Increasing queue depth also increases memory consumption.

Readers fine-tuning

Selected readers use environment variables to fine-tune their behavior regarding the file storage access patterns. In most cases the default parameter should provide decent performance, still in some particular system properties (file system type) can require adjusting them accordingly.

  • DALI_GDS_CHUNK_SIZE - adjust the size of a single GDS read request.

    Applicable to the nvidia.dali.fn.readers.numpy() operator for the GPU backend. The default value is 2MB. It must be a number, optionally followed by ‘k’ or ‘M’, be a power of two, and not be larger than 16MB. The optimal performance can be achieved for different values depending on the filesystem and GDS version.

  • DALI_ODIRECT_ALIGNMENT - adjusts the O_DIRECT alignment.
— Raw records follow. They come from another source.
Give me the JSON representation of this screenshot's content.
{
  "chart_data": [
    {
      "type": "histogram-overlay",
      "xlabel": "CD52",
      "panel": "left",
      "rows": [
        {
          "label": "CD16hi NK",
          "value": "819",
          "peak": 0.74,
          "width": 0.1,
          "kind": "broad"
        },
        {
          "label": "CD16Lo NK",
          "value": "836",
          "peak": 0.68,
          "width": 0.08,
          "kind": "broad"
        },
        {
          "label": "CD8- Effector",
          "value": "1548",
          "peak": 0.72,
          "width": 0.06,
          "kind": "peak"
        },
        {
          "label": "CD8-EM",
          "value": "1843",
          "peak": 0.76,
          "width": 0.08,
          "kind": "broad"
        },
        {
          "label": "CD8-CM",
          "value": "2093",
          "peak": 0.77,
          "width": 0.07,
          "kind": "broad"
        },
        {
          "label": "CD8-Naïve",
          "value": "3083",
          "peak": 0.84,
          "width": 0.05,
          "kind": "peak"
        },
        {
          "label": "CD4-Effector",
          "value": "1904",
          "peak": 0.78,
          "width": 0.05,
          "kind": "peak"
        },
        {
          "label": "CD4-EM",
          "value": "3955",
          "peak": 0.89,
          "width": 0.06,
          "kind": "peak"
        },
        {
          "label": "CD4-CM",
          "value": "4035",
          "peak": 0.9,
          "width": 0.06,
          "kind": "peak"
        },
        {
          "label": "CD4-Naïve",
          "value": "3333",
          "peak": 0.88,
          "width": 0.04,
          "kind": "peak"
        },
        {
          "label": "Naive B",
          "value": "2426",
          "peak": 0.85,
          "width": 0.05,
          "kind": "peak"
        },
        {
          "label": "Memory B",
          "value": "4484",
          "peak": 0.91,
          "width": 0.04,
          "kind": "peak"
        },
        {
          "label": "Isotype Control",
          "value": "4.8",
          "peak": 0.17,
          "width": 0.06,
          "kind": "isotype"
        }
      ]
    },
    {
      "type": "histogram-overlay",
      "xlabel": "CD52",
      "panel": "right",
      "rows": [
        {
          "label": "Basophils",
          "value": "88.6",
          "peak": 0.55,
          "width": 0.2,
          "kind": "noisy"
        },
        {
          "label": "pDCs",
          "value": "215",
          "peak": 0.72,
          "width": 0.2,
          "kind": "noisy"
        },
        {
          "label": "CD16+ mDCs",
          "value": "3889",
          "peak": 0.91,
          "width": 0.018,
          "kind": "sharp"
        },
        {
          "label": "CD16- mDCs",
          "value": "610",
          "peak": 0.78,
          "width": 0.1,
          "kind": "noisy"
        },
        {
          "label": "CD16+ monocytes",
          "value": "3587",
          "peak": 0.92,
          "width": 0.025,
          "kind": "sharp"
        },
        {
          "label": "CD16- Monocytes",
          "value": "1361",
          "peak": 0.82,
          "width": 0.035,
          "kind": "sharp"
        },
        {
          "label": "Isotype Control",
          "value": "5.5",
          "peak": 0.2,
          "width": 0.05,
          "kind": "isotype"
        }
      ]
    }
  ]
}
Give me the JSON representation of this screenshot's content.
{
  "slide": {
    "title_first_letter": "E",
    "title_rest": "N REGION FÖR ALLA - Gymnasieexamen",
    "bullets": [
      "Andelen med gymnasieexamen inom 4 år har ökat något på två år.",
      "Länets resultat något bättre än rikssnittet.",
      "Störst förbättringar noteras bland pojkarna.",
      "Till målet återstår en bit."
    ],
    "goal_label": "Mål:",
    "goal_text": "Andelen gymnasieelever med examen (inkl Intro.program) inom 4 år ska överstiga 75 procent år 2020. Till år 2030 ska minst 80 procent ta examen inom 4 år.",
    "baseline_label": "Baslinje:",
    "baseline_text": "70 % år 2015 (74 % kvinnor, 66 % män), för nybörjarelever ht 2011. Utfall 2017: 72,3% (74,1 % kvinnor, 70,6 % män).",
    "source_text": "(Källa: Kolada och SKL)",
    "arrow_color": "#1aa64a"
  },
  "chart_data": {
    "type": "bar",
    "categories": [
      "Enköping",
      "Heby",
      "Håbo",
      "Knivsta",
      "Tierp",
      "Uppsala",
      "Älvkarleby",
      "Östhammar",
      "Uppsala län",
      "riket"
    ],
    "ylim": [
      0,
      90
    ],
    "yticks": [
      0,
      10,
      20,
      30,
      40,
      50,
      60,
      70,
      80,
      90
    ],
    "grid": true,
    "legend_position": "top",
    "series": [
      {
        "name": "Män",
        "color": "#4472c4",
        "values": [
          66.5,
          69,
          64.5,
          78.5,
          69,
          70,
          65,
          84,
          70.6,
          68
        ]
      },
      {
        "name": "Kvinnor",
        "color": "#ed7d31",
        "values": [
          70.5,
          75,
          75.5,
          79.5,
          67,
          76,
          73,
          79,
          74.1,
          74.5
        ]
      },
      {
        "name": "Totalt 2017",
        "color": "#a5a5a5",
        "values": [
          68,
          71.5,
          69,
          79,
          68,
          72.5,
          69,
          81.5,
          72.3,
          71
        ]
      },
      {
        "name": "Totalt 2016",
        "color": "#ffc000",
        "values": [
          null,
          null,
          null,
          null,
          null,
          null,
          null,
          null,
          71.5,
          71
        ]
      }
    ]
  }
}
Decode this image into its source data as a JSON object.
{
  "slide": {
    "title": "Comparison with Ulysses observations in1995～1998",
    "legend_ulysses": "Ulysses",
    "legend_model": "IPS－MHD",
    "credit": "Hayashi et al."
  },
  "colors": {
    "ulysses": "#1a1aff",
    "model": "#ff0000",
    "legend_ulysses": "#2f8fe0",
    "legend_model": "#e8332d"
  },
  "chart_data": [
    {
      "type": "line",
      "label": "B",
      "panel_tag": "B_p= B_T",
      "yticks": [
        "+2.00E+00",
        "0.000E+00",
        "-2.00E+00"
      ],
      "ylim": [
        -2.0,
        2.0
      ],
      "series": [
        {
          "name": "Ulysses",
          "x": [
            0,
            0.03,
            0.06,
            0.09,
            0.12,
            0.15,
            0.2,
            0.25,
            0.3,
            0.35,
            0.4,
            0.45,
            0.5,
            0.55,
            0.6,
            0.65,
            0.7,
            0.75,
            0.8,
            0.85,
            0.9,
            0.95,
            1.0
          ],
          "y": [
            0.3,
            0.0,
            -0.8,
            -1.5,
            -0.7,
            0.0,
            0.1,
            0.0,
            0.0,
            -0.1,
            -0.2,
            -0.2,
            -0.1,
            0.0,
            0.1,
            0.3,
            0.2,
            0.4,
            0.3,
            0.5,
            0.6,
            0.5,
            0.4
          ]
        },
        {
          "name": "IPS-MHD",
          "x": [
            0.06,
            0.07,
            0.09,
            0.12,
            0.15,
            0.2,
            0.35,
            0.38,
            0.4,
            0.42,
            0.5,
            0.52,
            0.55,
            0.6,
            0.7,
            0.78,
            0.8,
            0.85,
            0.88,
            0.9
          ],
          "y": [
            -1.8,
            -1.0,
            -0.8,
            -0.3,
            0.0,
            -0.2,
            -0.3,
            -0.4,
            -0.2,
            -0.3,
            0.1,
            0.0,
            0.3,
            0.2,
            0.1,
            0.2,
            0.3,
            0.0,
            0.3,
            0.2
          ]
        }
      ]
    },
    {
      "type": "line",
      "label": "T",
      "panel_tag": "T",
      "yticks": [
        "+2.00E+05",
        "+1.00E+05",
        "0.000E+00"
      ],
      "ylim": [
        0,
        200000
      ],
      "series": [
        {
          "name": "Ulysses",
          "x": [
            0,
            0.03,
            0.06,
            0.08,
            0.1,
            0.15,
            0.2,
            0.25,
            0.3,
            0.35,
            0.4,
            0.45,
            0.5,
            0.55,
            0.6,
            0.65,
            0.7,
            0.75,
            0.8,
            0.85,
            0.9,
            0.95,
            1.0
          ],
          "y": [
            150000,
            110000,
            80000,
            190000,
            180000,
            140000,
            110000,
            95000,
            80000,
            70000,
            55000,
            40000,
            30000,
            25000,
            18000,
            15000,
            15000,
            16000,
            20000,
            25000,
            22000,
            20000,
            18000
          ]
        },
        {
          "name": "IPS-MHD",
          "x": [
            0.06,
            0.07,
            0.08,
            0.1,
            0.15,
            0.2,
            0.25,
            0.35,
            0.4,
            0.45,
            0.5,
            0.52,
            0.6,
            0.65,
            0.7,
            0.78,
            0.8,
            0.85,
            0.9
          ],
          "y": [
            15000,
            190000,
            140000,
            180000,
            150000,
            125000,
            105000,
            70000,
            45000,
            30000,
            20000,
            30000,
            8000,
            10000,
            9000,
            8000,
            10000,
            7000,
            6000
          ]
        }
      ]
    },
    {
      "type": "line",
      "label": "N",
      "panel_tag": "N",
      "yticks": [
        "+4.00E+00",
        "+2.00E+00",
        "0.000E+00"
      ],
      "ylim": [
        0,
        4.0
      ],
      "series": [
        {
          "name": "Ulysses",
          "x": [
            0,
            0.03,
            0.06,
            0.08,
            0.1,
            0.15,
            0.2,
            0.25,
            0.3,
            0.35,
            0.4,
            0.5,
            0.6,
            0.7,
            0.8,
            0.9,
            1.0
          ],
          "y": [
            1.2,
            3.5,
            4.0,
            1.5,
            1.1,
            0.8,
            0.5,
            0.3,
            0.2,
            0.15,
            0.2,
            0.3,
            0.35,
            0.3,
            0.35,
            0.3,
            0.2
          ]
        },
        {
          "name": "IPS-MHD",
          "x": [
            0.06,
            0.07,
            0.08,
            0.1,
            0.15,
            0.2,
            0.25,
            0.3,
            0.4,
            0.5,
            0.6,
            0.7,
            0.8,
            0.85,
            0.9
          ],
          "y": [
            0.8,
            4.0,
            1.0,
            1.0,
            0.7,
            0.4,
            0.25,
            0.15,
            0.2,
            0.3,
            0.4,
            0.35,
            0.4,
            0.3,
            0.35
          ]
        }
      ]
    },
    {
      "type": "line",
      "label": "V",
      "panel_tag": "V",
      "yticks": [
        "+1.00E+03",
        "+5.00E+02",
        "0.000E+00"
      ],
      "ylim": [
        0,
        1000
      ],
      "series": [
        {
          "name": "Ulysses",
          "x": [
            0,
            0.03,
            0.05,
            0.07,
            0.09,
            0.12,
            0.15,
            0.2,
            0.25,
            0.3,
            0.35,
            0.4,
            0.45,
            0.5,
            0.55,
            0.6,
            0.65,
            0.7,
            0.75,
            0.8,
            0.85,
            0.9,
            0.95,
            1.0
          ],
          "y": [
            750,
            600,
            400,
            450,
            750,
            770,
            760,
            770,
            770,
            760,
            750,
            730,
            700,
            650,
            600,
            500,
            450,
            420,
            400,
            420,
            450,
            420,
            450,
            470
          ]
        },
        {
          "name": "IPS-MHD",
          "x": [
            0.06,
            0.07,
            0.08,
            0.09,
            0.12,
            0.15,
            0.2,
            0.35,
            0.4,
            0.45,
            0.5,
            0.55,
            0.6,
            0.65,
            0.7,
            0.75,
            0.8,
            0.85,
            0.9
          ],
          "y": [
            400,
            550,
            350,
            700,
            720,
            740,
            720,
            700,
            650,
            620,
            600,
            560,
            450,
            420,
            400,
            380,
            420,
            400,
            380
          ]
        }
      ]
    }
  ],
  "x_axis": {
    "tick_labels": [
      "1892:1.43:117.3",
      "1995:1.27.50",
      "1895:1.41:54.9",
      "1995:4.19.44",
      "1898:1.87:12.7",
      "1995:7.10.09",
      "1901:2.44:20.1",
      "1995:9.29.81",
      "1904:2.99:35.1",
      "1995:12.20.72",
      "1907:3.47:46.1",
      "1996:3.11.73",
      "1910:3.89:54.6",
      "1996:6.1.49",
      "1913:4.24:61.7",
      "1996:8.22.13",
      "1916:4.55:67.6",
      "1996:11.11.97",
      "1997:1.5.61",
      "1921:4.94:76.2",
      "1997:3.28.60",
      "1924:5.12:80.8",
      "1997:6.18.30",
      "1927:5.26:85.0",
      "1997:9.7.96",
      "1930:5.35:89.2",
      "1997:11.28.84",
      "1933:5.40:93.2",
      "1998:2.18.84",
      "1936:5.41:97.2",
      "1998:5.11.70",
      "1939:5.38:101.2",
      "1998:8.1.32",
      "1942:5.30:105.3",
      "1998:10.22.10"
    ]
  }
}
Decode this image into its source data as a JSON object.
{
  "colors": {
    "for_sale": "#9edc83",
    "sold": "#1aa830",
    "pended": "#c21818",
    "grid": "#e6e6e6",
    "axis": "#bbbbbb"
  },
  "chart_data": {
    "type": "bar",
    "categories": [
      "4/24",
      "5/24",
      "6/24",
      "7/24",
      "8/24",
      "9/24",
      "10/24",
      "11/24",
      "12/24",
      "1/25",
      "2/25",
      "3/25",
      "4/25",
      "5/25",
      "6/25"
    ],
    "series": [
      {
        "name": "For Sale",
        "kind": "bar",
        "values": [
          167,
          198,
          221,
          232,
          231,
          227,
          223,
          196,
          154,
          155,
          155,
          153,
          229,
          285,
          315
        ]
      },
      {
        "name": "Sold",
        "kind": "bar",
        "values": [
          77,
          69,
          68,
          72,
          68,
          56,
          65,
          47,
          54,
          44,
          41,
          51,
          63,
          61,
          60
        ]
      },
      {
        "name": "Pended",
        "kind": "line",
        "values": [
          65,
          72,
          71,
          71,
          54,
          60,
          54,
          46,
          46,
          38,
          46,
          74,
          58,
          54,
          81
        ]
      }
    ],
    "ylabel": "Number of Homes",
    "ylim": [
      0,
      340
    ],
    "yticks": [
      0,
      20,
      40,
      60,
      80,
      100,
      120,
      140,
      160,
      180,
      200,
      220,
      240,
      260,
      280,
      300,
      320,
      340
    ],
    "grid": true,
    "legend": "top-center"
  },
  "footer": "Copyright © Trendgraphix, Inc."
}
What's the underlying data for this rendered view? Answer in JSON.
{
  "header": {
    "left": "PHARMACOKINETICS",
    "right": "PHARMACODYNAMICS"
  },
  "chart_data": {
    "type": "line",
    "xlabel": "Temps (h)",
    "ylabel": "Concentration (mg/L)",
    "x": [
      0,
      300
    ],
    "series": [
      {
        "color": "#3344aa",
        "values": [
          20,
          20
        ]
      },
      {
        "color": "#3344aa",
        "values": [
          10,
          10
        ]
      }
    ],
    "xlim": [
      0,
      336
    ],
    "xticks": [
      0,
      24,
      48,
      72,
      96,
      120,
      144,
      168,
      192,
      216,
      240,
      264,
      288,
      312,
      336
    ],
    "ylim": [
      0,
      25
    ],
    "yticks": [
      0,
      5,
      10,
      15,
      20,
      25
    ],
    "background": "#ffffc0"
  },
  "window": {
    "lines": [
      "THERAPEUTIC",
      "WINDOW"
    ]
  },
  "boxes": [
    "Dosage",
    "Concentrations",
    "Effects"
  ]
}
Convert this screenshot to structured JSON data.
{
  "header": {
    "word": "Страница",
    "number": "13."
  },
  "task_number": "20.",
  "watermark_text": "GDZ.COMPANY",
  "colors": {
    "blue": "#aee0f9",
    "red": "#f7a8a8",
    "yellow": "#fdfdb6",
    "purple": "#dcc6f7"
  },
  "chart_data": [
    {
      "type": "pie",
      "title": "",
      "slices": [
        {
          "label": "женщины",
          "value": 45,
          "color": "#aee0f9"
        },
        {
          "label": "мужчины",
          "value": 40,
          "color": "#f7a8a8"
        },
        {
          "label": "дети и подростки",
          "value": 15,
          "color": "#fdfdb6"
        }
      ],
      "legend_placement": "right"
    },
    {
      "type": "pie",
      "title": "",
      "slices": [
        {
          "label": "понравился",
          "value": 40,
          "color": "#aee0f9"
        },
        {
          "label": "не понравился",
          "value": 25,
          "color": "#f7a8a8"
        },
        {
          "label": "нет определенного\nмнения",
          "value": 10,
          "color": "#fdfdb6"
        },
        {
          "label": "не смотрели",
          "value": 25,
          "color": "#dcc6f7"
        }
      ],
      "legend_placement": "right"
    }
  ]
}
    Applicable only to readers that expose use_o_direct parameter, like nvidia.dali.fn.readers.numpy() operator for the CPU backend. The default value is 4KB. It must be a number, optionally followed by ‘k’ or ‘M’, be a power of two, and not be larger than 16MB. The minimal value depends on the file system. See more in the Linux Open call manpage, O_DIRECT section

  • DALI_ODIRECT_LEN_ALIGNMENT - adjusts the O_DIRECT read length alignment.

    Applicable only to readers that expose use_o_direct parameter, like nvidia.dali.fn.readers.numpy() operator for the CPU backend. The default value is 4KB. It must be a number, optionally followed by ‘k’ or ‘M’, be a power of two, and not be larger than 16MB. The minimal value depends on the file system. See more in the Linux Open call manpage, O_DIRECT section

  • DALI_ODIRECT_CHUNK_SIZE - adjust the size of single O_DIRECT read request.

    Applicable only to readers that expose use_o_direct parameter, like nvidia.dali.fn.readers.numpy() operator for the CPU backend. The default value is 2MB. It must be a number, optionally followed by ‘k’ or ‘M’, be a power of two, and not larger than 16MB, and not smaller than DALI_ODIRECT_LEN_ALIGNMENT. The optimal performance can be achieved for different values depending on the filesystem.